Kurdish Regional Government (KRG) Pipeline would connect oil fields in the northeast, KRG-controlled portion of Iraq to Turkey via an independent pipeline from Taq Taq to Fishkhabur. The KRG has already constructed the pipeline with a capacity of 300,000 bbl/d, but Iraq's government has threatened litigation against Turkey for buying KRG oil without official approval.

Ceyhan has become an important outlet for both Caspian oil exports as well as Iraqi oil shipments from Kirkuk

The port of Ceyhan has become an important outlet for both Caspian oil exports as well as Iraqi oil shipments from Kirkuk. Turkey is seeking to build up Ceyhan as a regional energy hub, with private investors receiving approval to build several refineries at the oil terminal, adding revenue beyond transit fees.

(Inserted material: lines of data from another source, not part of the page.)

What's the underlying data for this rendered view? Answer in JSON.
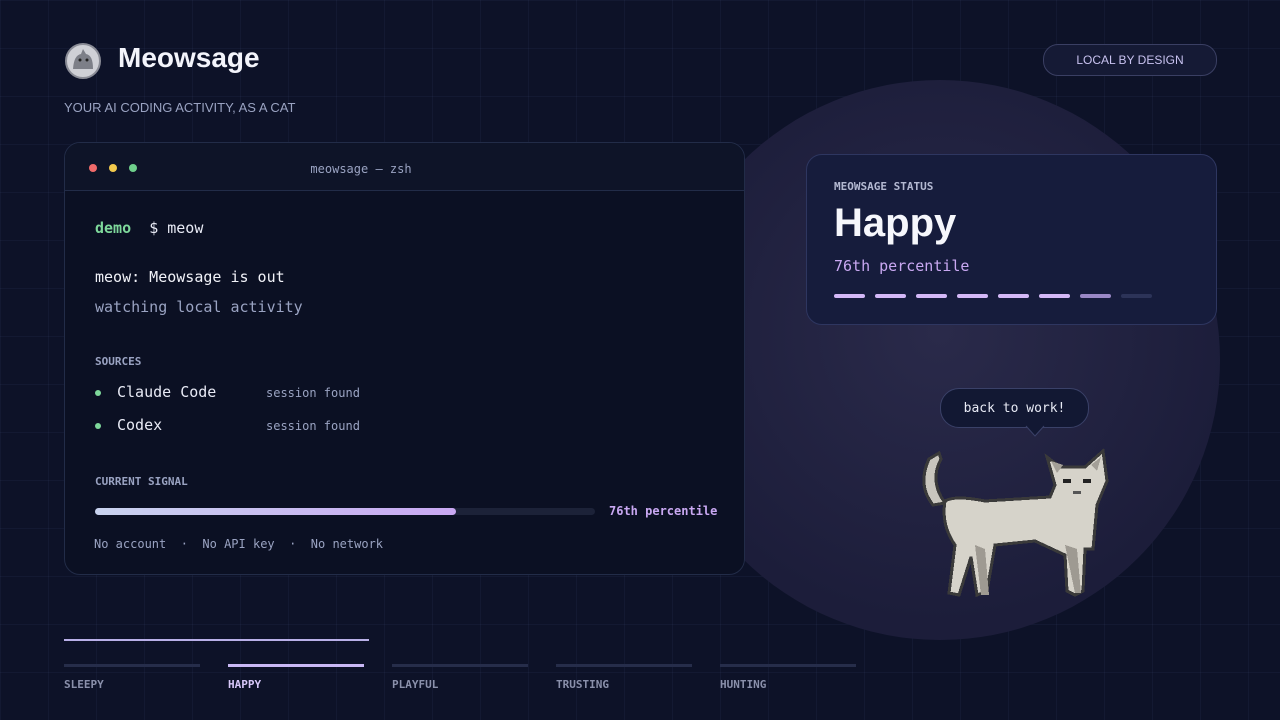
{
  "header": {
    "title": "Meowsage",
    "subtitle": "YOUR AI CODING ACTIVITY, AS A CAT",
    "badge": "LOCAL BY DESIGN"
  },
  "terminal": {
    "window_title": "meowsage — zsh",
    "prompt_user": "demo",
    "prompt_symbol": "$",
    "command": "meow",
    "output": "meow: Meowsage is out",
    "output_note": "watching local activity",
    "sources_heading": "SOURCES",
    "sources": [
      {
        "name": "Claude Code",
        "status": "session found"
      },
      {
        "name": "Codex",
        "status": "session found"
      }
    ],
    "signal_heading": "CURRENT SIGNAL",
    "signal_label": "76th percentile",
    "footer": [
      "No account",
      "No API key",
      "No network"
    ],
    "footer_separator": "·"
  },
  "status": {
    "heading": "MEOWSAGE STATUS",
    "mood": "Happy",
    "percentile": "76th percentile"
  },
  "speech": "back to work!",
  "tabs": [
    "SLEEPY",
    "HAPPY",
    "PLAYFUL",
    "TRUSTING",
    "HUNTING"
  ]
}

The Ceyhan oil terminal has four crude oil loading berths. Two outer berths can accommodate tankers up to 300,000 deadweight tons, while the two inner berths can accommodate ships up to 150,000 deadweight tons. In 2012, Ceyhan handled more than 600,000 bbl/d of Azeri exports and about 300,000 bbl/d of Iraqi crude oil exports to Europe and the United States.

Background Information: 
TURKEY IS ANXIOUS TO GAIN UPPER HAND IN THE REGIONS ENERGY BONANZA 

In addition to crude oil, Iraqi condensate exports have also started to load in Ceyhan. In September 2012, the Kurdish Regional Government trucked the first cargo of condensate from Iraq to Ceyhan, which was loaded onto a vessel on October 4. The size of the cargo was about 105,000 barrels, with additional cargoes already planned to be shipped via the same route.

The Kurdish Regional Government also stated in early 2014 that it would work with the Turkish government to open several new border crossings, increasing the potential volume of exports by truck.